# X3 power feed



## hudmut (Aug 18, 2009)

I started fitting a power feed tonight on my x3 but not the right some for the machine i did have one what a load of junk so I'm fitting a bridgeport type one as it has a clutch and a lot better controls... But iv all ready made a start on doing this has any one Else tyred just out of intrest.

I no its not looking its best at the min but this is just the sort out part ill make it wounder full later it all so does not matter to me that it sits above the bed if it does become a problem 4 bolts and its off


----------



## hudmut (Aug 19, 2009)

well its been all made to fit and works a treat and i can turn the had wheel with out having to turn the motor as well like you do on the proper X3 power feed just need to mke it all agine but with a bit more care cant have it looking the way it is at the min


----------



## hudmut (Aug 24, 2009)

Well id like to say its on it works and god my arm fells better for it.. 

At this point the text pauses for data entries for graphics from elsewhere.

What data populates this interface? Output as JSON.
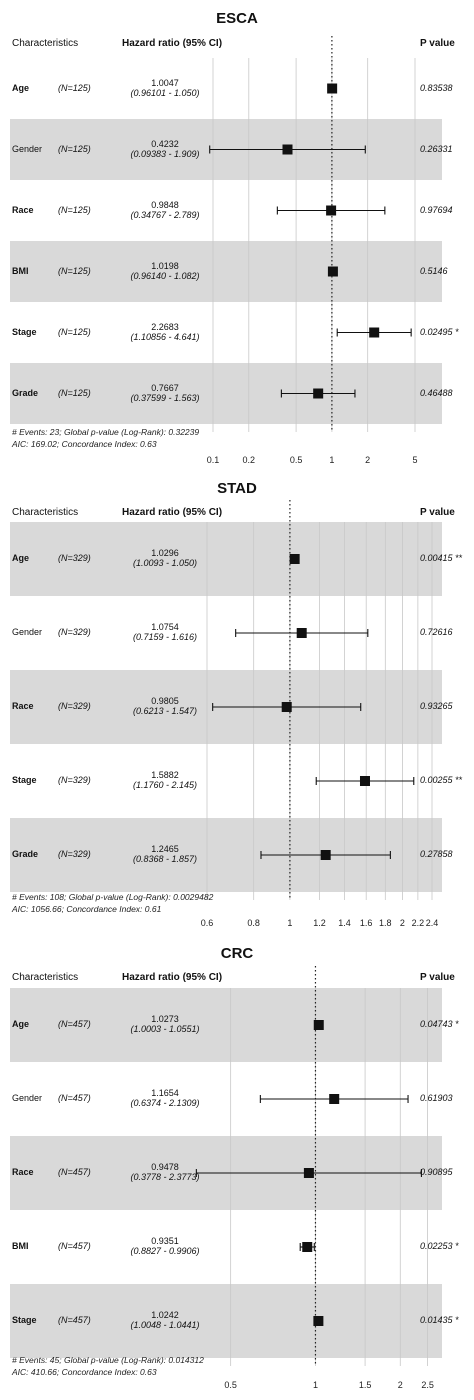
{
  "chart_data": [
    {
      "type": "forest",
      "title": "ESCA",
      "headers": {
        "characteristics": "Characteristics",
        "hr": "Hazard ratio (95% CI)",
        "p": "P value"
      },
      "scale": "log",
      "xlim": [
        0.1,
        5
      ],
      "ticks": [
        0.1,
        0.2,
        0.5,
        1,
        2,
        5
      ],
      "tick_labels": [
        "0.1",
        "0.2",
        "0.5",
        "1",
        "2",
        "5"
      ],
      "rows": [
        {
          "label": "Age",
          "bold": true,
          "n": "(N=125)",
          "hr_text": "1.0047",
          "ci_text": "(0.96101 - 1.050)",
          "hr": 1.0047,
          "lo": 0.96101,
          "hi": 1.05,
          "p": "0.83538",
          "shaded": false
        },
        {
          "label": "Gender",
          "bold": false,
          "n": "(N=125)",
          "hr_text": "0.4232",
          "ci_text": "(0.09383 - 1.909)",
          "hr": 0.4232,
          "lo": 0.09383,
          "hi": 1.909,
          "p": "0.26331",
          "shaded": true
        },
        {
          "label": "Race",
          "bold": true,
          "n": "(N=125)",
          "hr_text": "0.9848",
          "ci_text": "(0.34767 - 2.789)",
          "hr": 0.9848,
          "lo": 0.34767,
          "hi": 2.789,
          "p": "0.97694",
          "shaded": false
        },
        {
          "label": "BMI",
          "bold": true,
          "n": "(N=125)",
          "hr_text": "1.0198",
          "ci_text": "(0.96140 - 1.082)",
          "hr": 1.0198,
          "lo": 0.9614,
          "hi": 1.082,
          "p": "0.5146",
          "shaded": true
        },
        {
          "label": "Stage",
          "bold": true,
          "n": "(N=125)",
          "hr_text": "2.2683",
          "ci_text": "(1.10856 - 4.641)",
          "hr": 2.2683,
          "lo": 1.10856,
          "hi": 4.641,
          "p": "0.02495 *",
          "shaded": false
        },
        {
          "label": "Grade",
          "bold": true,
          "n": "(N=125)",
          "hr_text": "0.7667",
          "ci_text": "(0.37599 - 1.563)",
          "hr": 0.7667,
          "lo": 0.37599,
          "hi": 1.563,
          "p": "0.46488",
          "shaded": true
        }
      ],
      "footnote1": "# Events: 23; Global p-value (Log-Rank): 0.32239",
      "footnote2": "AIC: 169.02; Concordance Index: 0.63"
    },
    {
      "type": "forest",
      "title": "STAD",
      "headers": {
        "characteristics": "Characteristics",
        "hr": "Hazard ratio (95% CI)",
        "p": "P value"
      },
      "scale": "log",
      "xlim": [
        0.6,
        2.4
      ],
      "ticks": [
        0.6,
        0.8,
        1,
        1.2,
        1.4,
        1.6,
        1.8,
        2,
        2.2,
        2.4
      ],
      "tick_labels": [
        "0.6",
        "0.8",
        "1",
        "1.2",
        "1.4",
        "1.6",
        "1.8",
        "2",
        "2.2",
        "2.4"
      ],
      "rows": [
        {
          "label": "Age",
          "bold": true,
          "n": "(N=329)",
          "hr_text": "1.0296",
          "ci_text": "(1.0093 - 1.050)",
          "hr": 1.0296,
          "lo": 1.0093,
          "hi": 1.05,
          "p": "0.00415 **",
          "shaded": true
        },
        {
          "label": "Gender",
          "bold": false,
          "n": "(N=329)",
          "hr_text": "1.0754",
          "ci_text": "(0.7159 - 1.616)",
          "hr": 1.0754,
          "lo": 0.7159,
          "hi": 1.616,
          "p": "0.72616",
          "shaded": false
        },
        {
          "label": "Race",
          "bold": true,
          "n": "(N=329)",
          "hr_text": "0.9805",
          "ci_text": "(0.6213 - 1.547)",
          "hr": 0.9805,
          "lo": 0.6213,
          "hi": 1.547,
          "p": "0.93265",
          "shaded": true
        },
        {
          "label": "Stage",
          "bold": true,
          "n": "(N=329)",
          "hr_text": "1.5882",
          "ci_text": "(1.1760 - 2.145)",
          "hr": 1.5882,
          "lo": 1.176,
          "hi": 2.145,
          "p": "0.00255 **",
          "shaded": false
        },
        {
          "label": "Grade",
          "bold": true,
          "n": "(N=329)",
          "hr_text": "1.2465",
          "ci_text": "(0.8368 - 1.857)",
          "hr": 1.2465,
          "lo": 0.8368,
          "hi": 1.857,
          "p": "0.27858",
          "shaded": true
        }
      ],
      "footnote1": "# Events: 108; Global p-value (Log-Rank): 0.0029482",
      "footnote2": "AIC: 1056.66; Concordance Index: 0.61"
    },
    {
      "type": "forest",
      "title": "CRC",
      "headers": {
        "characteristics": "Characteristics",
        "hr": "Hazard ratio (95% CI)",
        "p": "P value"
      },
      "scale": "log",
      "xlim": [
        0.35,
        2.7
      ],
      "ticks": [
        0.5,
        1,
        1.5,
        2,
        2.5
      ],
      "tick_labels": [
        "0.5",
        "1",
        "1.5",
        "2",
        "2.5"
      ],
      "rows": [
        {
          "label": "Age",
          "bold": true,
          "n": "(N=457)",
          "hr_text": "1.0273",
          "ci_text": "(1.0003 - 1.0551)",
          "hr": 1.0273,
          "lo": 1.0003,
          "hi": 1.0551,
          "p": "0.04743 *",
          "shaded": true
        },
        {
          "label": "Gender",
          "bold": false,
          "n": "(N=457)",
          "hr_text": "1.1654",
          "ci_text": "(0.6374 - 2.1309)",
          "hr": 1.1654,
          "lo": 0.6374,
          "hi": 2.1309,
          "p": "0.61903",
          "shaded": false
        },
        {
          "label": "Race",
          "bold": true,
          "n": "(N=457)",
          "hr_text": "0.9478",
          "ci_text": "(0.3778 - 2.3773)",
          "hr": 0.9478,
          "lo": 0.3778,
          "hi": 2.3773,
          "p": "0.90895",
          "shaded": true
        },
        {
          "label": "BMI",
          "bold": true,
          "n": "(N=457)",
          "hr_text": "0.9351",
          "ci_text": "(0.8827 - 0.9906)",
          "hr": 0.9351,
          "lo": 0.8827,
          "hi": 0.9906,
          "p": "0.02253 *",
          "shaded": false
        },
        {
          "label": "Stage",
          "bold": true,
          "n": "(N=457)",
          "hr_text": "1.0242",
          "ci_text": "(1.0048 - 1.0441)",
          "hr": 1.0242,
          "lo": 1.0048,
          "hi": 1.0441,
          "p": "0.01435 *",
          "shaded": true
        }
      ],
      "footnote1": "# Events: 45; Global p-value (Log-Rank): 0.014312",
      "footnote2": "AIC: 410.66; Concordance Index: 0.63"
    }
  ]
}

And it all works with out that the only mod i have done to the motor is to fit the stop box switch from the X3 power feed so it would fit the table with out having to drill any holes.. the plus to all this is i can now have power feed and i don't have to drive the motor by had when setting up witch takes a lot of effort the switching is a hell of a lot better more power to keep a fixed speed and out worked out cheaper that the standard power feed.

I have cad drawings for any one that would like to do the same for the back plate and drive shaft


----------